Lovecraft’s most famous work is most assuredly The Call of Cthulhu where he speaks of an ancient deity known as Cthulhu, who is in a form of “death sleep”, in the novel they describe Cthulhu’s cultists saying “Ph’nglui mglw’nafh Cthulhu R’lyeh wgah’nagl fhtagn!” or “In his house at R’lyeh dead Cthulhu waits dreaming.” This entity, has become a more mainstream piece of Lovecraft’s works, and the spread of this literature often leads to more and more people finding out about his literature.

Many people have wondered what ended up driving Lovecraft to write about such, unknowable insanity inducing creatures. When Lovecraft was young, he witnessed his father gain a mental illness from a case of untreated syphilis and be admitted to a hospital for 5 years, after which his father died. After his fathers death, he gained a love and interest in astronomy and reading, staying home and reading the works of Edgar Allen Poe and others. He had an unhealthily close relationship with his mother, where his mother would switch between intense love for her son and hatred for him. His mother a while later had a nervous breakdown and would three days later die in a hospital. While nobody could know for sure why he wrote literature of helplessness and insanity, most believe the childhood marked by tragedy and sickness caused some of it.

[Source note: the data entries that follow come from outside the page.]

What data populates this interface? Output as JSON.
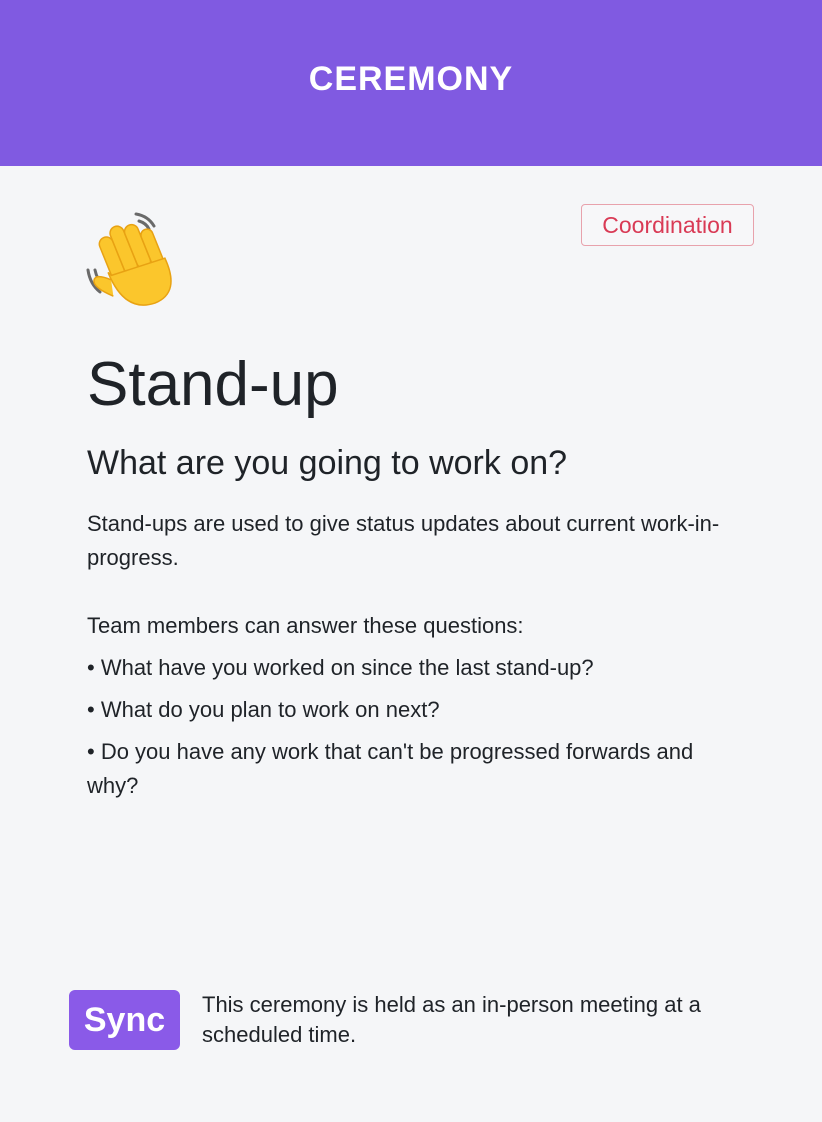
{
  "header": {
    "title": "CEREMONY"
  },
  "card": {
    "category": "Coordination",
    "icon": "waving-hand-icon",
    "title": "Stand-up",
    "subtitle": "What are you going to work on?",
    "description": "Stand-ups are used to give status updates about current work-in-progress.",
    "questions_intro": "Team members can answer these questions:",
    "questions": [
      "• What have you worked on since the last stand-up?",
      "• What do you plan to work on next?",
      "• Do you have any work that can't be progressed forwards and why?"
    ]
  },
  "footer": {
    "badge": "Sync",
    "text": "This ceremony is held as an in-person meeting at a scheduled time."
  },
  "colors": {
    "header_bg": "#805ae1",
    "page_bg": "#f5f6f8",
    "category_text": "#d93a55",
    "category_border": "#e8a2ac",
    "sync_bg": "#8a5ae8",
    "hand_yellow": "#fbc62c"
  }
}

He was the first to introduce us to the ancient beings who were before us, who we couldn’t hope to understand or contain, and who would eventually destroy humanity, without barely a thought about it. Parts and pieces of his stories would later end up in others stories, such as Welcome to Night Vale about a town where nothing makes sense, and yet it’s all completely normal, or in the aboleths and beholders of Dungeons and Dragons horrifying creatures from a plane of madness and unfamiliarity.

Lovecraft’s literature is a spectacular form of fiction, that can only be fathomed and explained by reading it, and we have yet to see an author do Cosmic Horror better than H.P. Lovecraft.